MeSH – The Essential Difference Between #PubMed and Google

PubMed and Google have much in common: 1) both are freely-available search interfaces that help people locate digital information on the Internet; 2) both were launched in the late 1990’s (PubMed in 1996 and Google in 1998), just as access to the World Wide Web was becoming more widely available; 3) and both are high-traffic tools on which millions of searches are performed daily.

But while PubMed averages about 3.5 million searches per day, Google handles about 2.3 million searches per minute. Because it has many valuable uses with its great breadth and wealth of information, Google has become essential to most in our world today.  But we must all beware to not become anHomo unius machina inquirendi” (“person” of one search engine). Despite Google’s many efforts to replicate the PubMed experience for its users by creating and continuing to develop tools like Google Scholar, PubMed is still far superior when it comes to comprehensive searching of the life sciences/biomedical literature.

Here’s why:

PubMed was originally developed to provide free access to the MEDLINE database, which still makes up the primary component of PubMed. The MEDLINE database, first launched in its electronic format in the 1960s, now generally goes back as far as the 1940s in its online version, with the original print version (Index Medicus) going back as far as 1879. The most important and distinguishing feature of MEDLINE: its records are indexed with NLM Medical Subject Headings (MeSH®).  Google’s content is not – which is what makes these two search tools hugely different when it comes to the search results that they return on a topic.

A simple search example illustrates their essential difference:

Say you were interested in reading some recent scholarly articles on the disease shingles. If you go to Google to search the Web using the keyword “shingles”, on the first page you will be presented on the most past with links to consumer health information resources aimed at patients, not to mention links (or even ads) to roof shingles.  If instead you tried searching Google Scholar for “shingles” with the hopes of having more scholarly content returned, you won’t be disappointed on first glance. However, you will soon notice that the first page of results will be listing mostly academic papers authored by individuals with the surname “Shingles” and not actually discussing shingles, the disease, as you intended.
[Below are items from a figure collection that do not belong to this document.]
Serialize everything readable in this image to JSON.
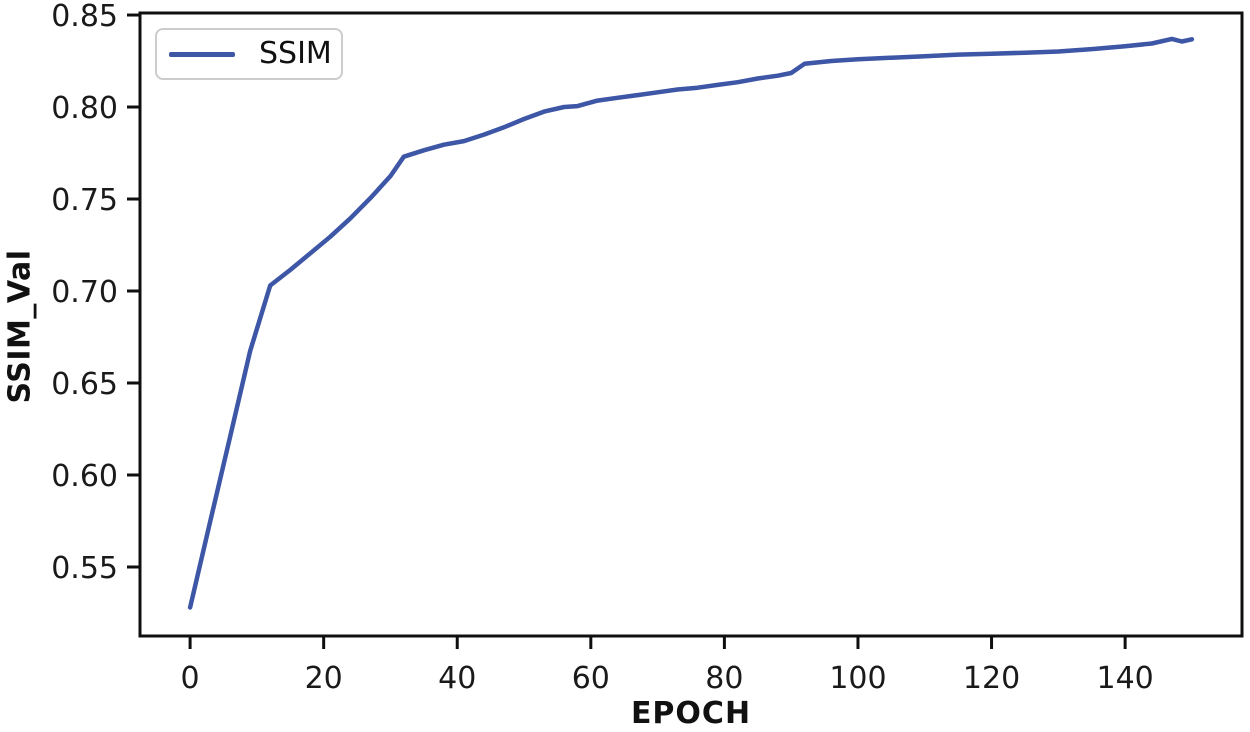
{
  "figure": {
    "background": "#ffffff",
    "axis_color": "#0f0f0f",
    "tick_label_color": "#1a1a1a"
  },
  "chart_data": {
    "type": "line",
    "title": "",
    "xlabel": "EPOCH",
    "ylabel": "SSIM_Val",
    "xlim": [
      -7.5,
      157.5
    ],
    "ylim": [
      0.5125,
      0.8511
    ],
    "xticks": [
      0,
      20,
      40,
      60,
      80,
      100,
      120,
      140
    ],
    "xtick_labels": [
      "0",
      "20",
      "40",
      "60",
      "80",
      "100",
      "120",
      "140"
    ],
    "yticks": [
      0.55,
      0.6,
      0.65,
      0.7,
      0.75,
      0.8,
      0.85
    ],
    "ytick_labels": [
      "0.55",
      "0.60",
      "0.65",
      "0.70",
      "0.75",
      "0.80",
      "0.85"
    ],
    "grid": false,
    "legend": {
      "position": "upper-left",
      "entries": [
        "SSIM"
      ]
    },
    "series": [
      {
        "name": "SSIM",
        "color": "#3d56a5",
        "line_width": 4.5,
        "x": [
          0,
          3,
          6,
          9,
          12,
          15,
          18,
          21,
          24,
          27,
          30,
          32,
          35,
          38,
          41,
          44,
          47,
          50,
          53,
          56,
          58,
          61,
          64,
          67,
          70,
          73,
          76,
          79,
          82,
          85,
          88,
          90,
          92,
          96,
          100,
          105,
          110,
          115,
          120,
          125,
          130,
          135,
          140,
          144,
          147,
          148.5,
          150
        ],
        "values": [
          0.528,
          0.5745,
          0.621,
          0.6675,
          0.703,
          0.7115,
          0.7205,
          0.7295,
          0.7395,
          0.7505,
          0.7625,
          0.773,
          0.7765,
          0.7795,
          0.7815,
          0.785,
          0.789,
          0.7935,
          0.7975,
          0.8,
          0.8005,
          0.8035,
          0.805,
          0.8065,
          0.808,
          0.8095,
          0.8105,
          0.812,
          0.8135,
          0.8155,
          0.817,
          0.8185,
          0.8235,
          0.825,
          0.826,
          0.8268,
          0.8276,
          0.8285,
          0.829,
          0.8295,
          0.8302,
          0.8315,
          0.833,
          0.8345,
          0.837,
          0.8356,
          0.8368
        ]
      }
    ]
  }
}
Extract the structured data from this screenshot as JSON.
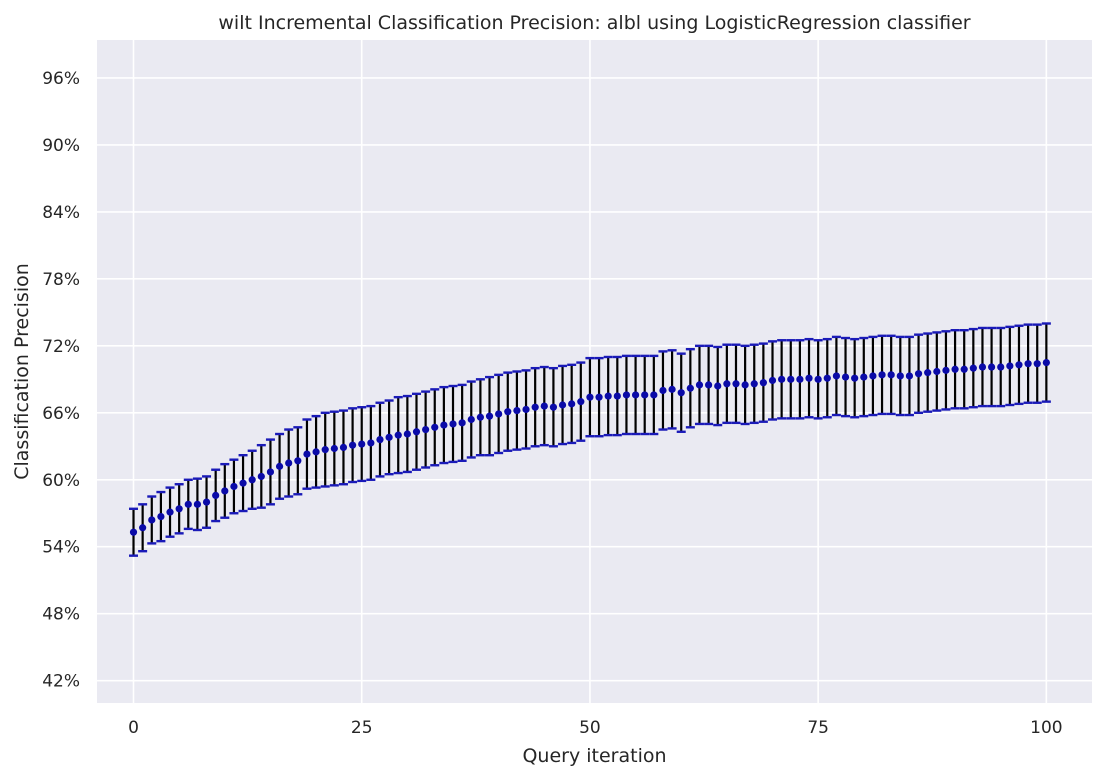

Conduct this same search by typing “shingles” in the PubMed search box, however, and you will exclusively be presented with scholarly articles on shingles the disease. In fact, you will even get articles in which the authors were French-speaking (or otherwise) and referred to the concept of shingles as “zona” because these citations records will have been indexed with the MeSH term “Herpes Zoster”. “Herpes Zoster” is the subject heading/controlled vocabulary term (ie. umbrella term) used in the MEDLINE database for this concept, and when applied to the records on this topic, will help the search engine find all relevant articles regardless of how each author chose to refer to this disease in their manuscript.

In short:

When you type in “shingles” in Google, Google searches for word matches to that string of characters that you typed into the search box. The same applies to Google Scholar, except that Google Scholar ranks the matches made to author names higher in the results list.

When you type in “shingles” in PubMed, however, the search engine translates your search query into this more comprehensive search strategy:

“herpes zoster”[MeSH Terms] OR (“herpes”[All Fields] AND “zoster”[All Fields]) OR “herpes zoster”[All Fields] OR “shingles”[All Fields]

Because the structured records of MEDLINE are indexed with the appropriate MeSH terms and the search engine then maps the keyword inputted by the searcher to the relevant MeSH term, PubMed has the ability to return a very comprehensive list of scholarly articles on “shingles”, regardless if the author or searcher referred to it as shingles, zona, or zoster.